Ahaziah had grown up in the wicked household of Ahab and Jezebel. He had inherited their propensity towards idol worship. His reign was short because he refused to look to God for answers to his problems but looked for help from pagan sources of the people of the land. “Now Ahaziah fell through the lattice in his upper chamber in Samaria, and lay sick; so he sent messengers, telling them, ‘Go, inquire of Baal-zebub, the god of Ekron, whether I shall recover from this sickness.’” Dilday has a great comment about this, “One reason so many in contemporary society are miserable is that they have repeated Ahaziah’s worst mistake: seeking help in the wrong place. They are searching for strength, fulfillment, and comfort in the wrong places. Some look for help in chemical reinforcement, mistakenly assuming that a prescription, a pill, a bottle, or an injection can provide life’s missing ingredient.”

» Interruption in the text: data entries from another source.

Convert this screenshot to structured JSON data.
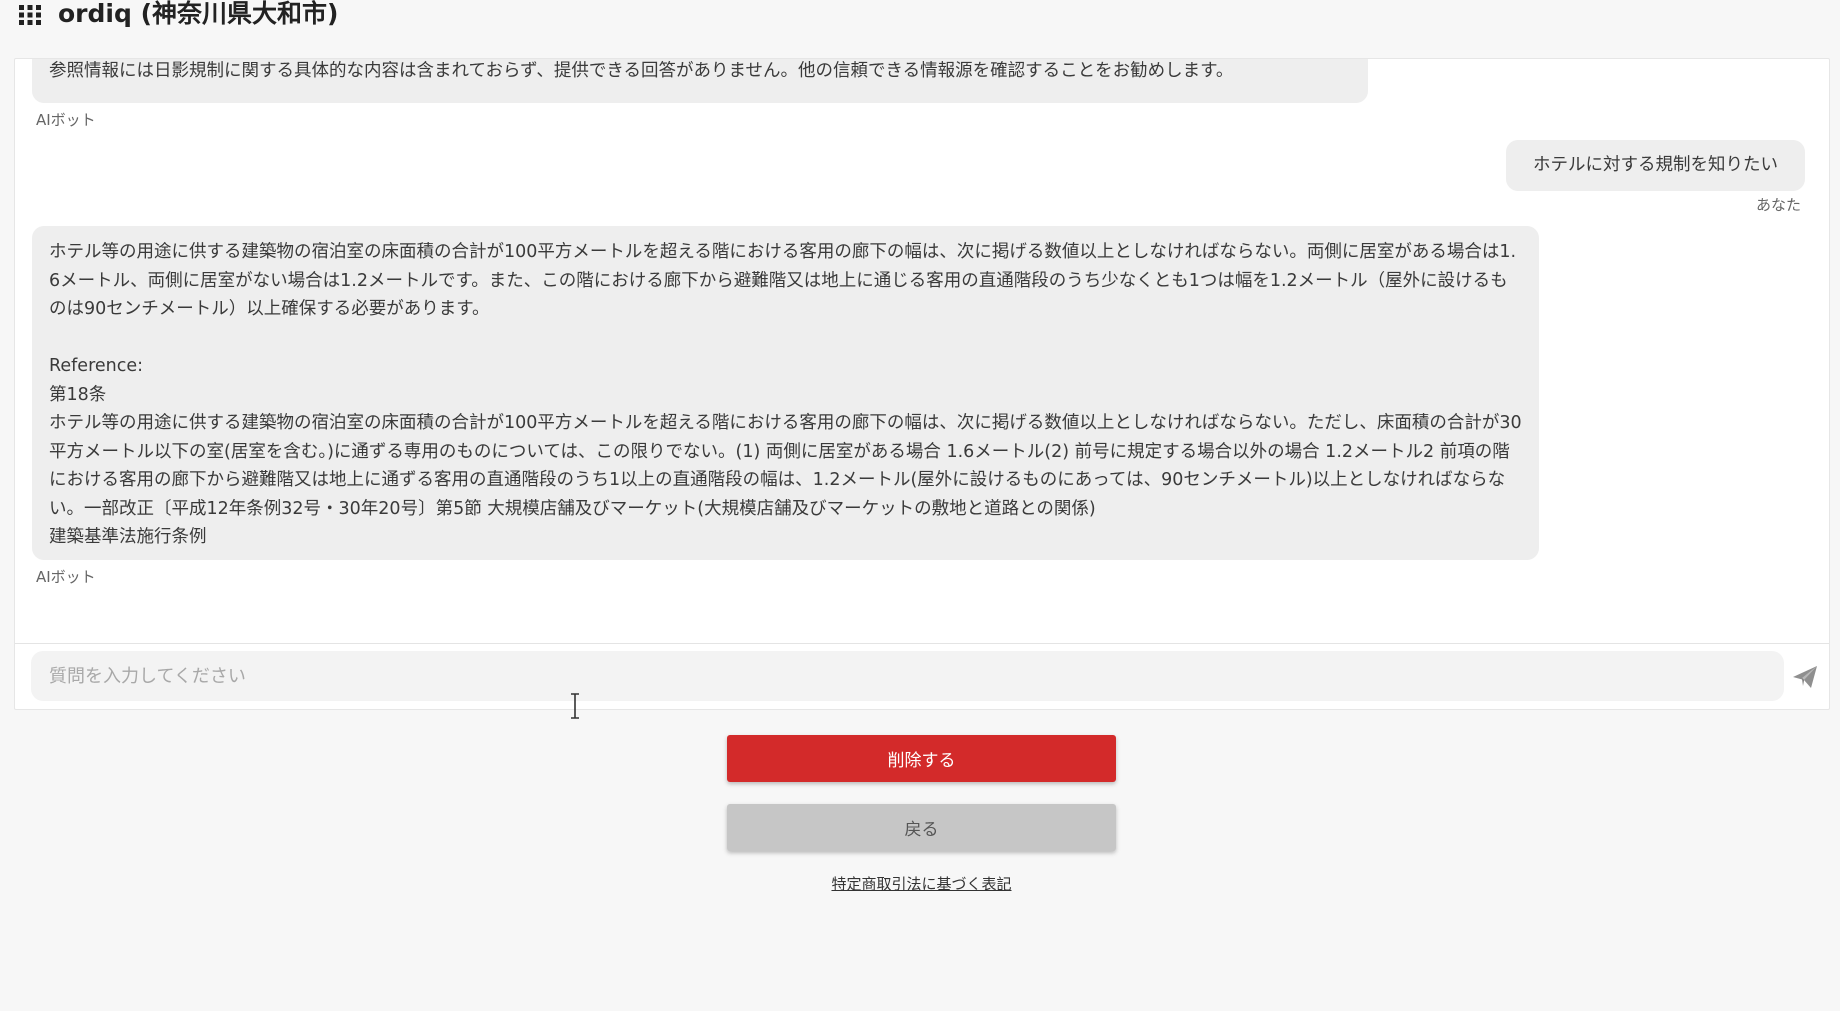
{
  "header": {
    "title": "ordiq (神奈川県大和市)",
    "menu_icon": "grid-icon"
  },
  "chat": {
    "messages": [
      {
        "role": "bot",
        "text": "参照情報には日影規制に関する具体的な内容は含まれておらず、提供できる回答がありません。他の信頼できる情報源を確認することをお勧めします。",
        "sender": "AIボット"
      },
      {
        "role": "user",
        "text": "ホテルに対する規制を知りたい",
        "sender": "あなた"
      },
      {
        "role": "bot",
        "answer": "ホテル等の用途に供する建築物の宿泊室の床面積の合計が100平方メートルを超える階における客用の廊下の幅は、次に掲げる数値以上としなければならない。両側に居室がある場合は1.6メートル、両側に居室がない場合は1.2メートルです。また、この階における廊下から避難階又は地上に通じる客用の直通階段のうち少なくとも1つは幅を1.2メートル（屋外に設けるものは90センチメートル）以上確保する必要があります。",
        "reference_label": "Reference:",
        "article": "第18条",
        "reference_text": "ホテル等の用途に供する建築物の宿泊室の床面積の合計が100平方メートルを超える階における客用の廊下の幅は、次に掲げる数値以上としなければならない。ただし、床面積の合計が30平方メートル以下の室(居室を含む。)に通ずる専用のものについては、この限りでない。(1) 両側に居室がある場合 1.6メートル(2) 前号に規定する場合以外の場合 1.2メートル2 前項の階における客用の廊下から避難階又は地上に通ずる客用の直通階段のうち1以上の直通階段の幅は、1.2メートル(屋外に設けるものにあっては、90センチメートル)以上としなければならない。一部改正〔平成12年条例32号・30年20号〕第5節 大規模店舗及びマーケット(大規模店舗及びマーケットの敷地と道路との関係)",
        "source": "建築基準法施行条例",
        "sender": "AIボット"
      }
    ]
  },
  "input": {
    "placeholder": "質問を入力してください",
    "value": "",
    "send_icon": "paper-plane-icon"
  },
  "actions": {
    "delete_label": "削除する",
    "back_label": "戻る",
    "legal_link": "特定商取引法に基づく表記"
  },
  "colors": {
    "background": "#f7f7f7",
    "bubble": "#eeeeee",
    "delete": "#d32a2a",
    "back": "#c6c6c6"
  }
}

“The worldwide epidemic of heroin and cocaine addiction has shocked us. Alcoholism continues to take its toll in traffic deaths and broken homes. These are painful reminders that the remedy for personal emptiness is not a chemical substance.” Just last year a 50-year-old actress, Anne Heche, raced her car down the street in California killing herself under the influence of Cocaine. A popular black preacher in America warns his congregation from time to time: ‘Some of you think you can drown your troubles in drink. But I want to remind you, Troubles can swim!’ Those who seek help in drugs are, like Ahaziah, looking in the wrong place.”

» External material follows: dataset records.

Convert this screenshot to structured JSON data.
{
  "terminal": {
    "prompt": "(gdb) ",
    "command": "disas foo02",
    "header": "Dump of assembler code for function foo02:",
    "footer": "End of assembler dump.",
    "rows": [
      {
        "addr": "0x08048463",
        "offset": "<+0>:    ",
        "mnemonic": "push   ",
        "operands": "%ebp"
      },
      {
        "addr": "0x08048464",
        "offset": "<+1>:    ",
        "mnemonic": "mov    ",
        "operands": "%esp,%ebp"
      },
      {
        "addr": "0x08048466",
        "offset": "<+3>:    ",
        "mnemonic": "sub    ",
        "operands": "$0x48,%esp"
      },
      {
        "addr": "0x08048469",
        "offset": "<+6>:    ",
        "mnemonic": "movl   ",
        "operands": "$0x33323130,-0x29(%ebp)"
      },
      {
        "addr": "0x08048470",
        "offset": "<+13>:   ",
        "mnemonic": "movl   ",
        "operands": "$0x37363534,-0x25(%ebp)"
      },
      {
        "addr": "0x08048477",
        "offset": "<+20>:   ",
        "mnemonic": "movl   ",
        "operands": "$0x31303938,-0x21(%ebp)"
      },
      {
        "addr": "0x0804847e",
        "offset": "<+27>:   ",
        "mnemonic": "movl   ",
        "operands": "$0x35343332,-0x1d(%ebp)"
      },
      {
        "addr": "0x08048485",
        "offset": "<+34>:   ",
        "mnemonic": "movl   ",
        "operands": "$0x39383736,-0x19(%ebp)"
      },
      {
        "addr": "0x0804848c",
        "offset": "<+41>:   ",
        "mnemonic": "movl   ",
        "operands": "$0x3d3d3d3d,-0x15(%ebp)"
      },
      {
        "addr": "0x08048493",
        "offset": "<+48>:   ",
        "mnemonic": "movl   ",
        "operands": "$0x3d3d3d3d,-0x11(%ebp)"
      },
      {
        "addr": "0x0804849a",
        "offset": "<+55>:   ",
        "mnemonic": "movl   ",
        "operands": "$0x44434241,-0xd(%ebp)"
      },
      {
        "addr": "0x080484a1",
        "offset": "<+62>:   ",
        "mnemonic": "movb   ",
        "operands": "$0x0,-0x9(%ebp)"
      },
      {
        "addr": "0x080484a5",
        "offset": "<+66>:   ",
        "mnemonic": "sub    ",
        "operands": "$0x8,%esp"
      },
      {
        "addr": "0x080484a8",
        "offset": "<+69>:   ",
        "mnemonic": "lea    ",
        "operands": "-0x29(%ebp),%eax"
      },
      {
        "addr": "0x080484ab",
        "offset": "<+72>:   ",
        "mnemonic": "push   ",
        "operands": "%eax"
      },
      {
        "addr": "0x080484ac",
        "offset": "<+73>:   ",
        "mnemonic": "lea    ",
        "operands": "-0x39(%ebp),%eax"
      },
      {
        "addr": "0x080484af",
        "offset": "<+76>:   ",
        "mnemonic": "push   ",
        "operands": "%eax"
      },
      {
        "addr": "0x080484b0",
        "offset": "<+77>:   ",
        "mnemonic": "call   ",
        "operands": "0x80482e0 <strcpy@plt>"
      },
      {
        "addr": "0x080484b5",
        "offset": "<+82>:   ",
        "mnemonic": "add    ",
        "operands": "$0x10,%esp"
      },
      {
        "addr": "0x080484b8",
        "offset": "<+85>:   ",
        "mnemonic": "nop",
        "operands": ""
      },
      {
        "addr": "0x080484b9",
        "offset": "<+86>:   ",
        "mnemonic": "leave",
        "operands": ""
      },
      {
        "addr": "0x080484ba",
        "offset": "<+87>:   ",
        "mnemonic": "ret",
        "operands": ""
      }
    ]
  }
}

Verse three continues the story of Ahaziah’s injury. “But the angel of the Lord said to Elijah the Tishbite, Arise, go up to meet the messengers of the king of Samaria, and say to them, ‘Is it because there is no God in Israel that you are going to inquire of Baal-zebub, the god of Ekron?’” “Paul pointed to the only source that can fill man’s emptiness. Genuine comfort comes only through faith in God. It cannot be found anywhere else. Ahaziah failed to understand this basic truth.”[1] Elijah wanted Ahaziah to know that he needn’t turn to the resources of the pagans of the land. “Yes,” was the answer his questions demanded. “There is a God in Israel.” There is a God in the US also. There is a God of all the world. 2 Corinthians 1:3 says, “Blessed be the God and Father of our Lord Jesus Christ, the Father of mercies and God of all comfort, who comforts us in all our afflictions.”

[1] Dilday, Russell, and Lloyd J. Ogilvie. 1987. 1, 2 Kings. Vol. 9. The Preacher’s Commentary Series. Nashville, TN: Thomas Nelson Inc.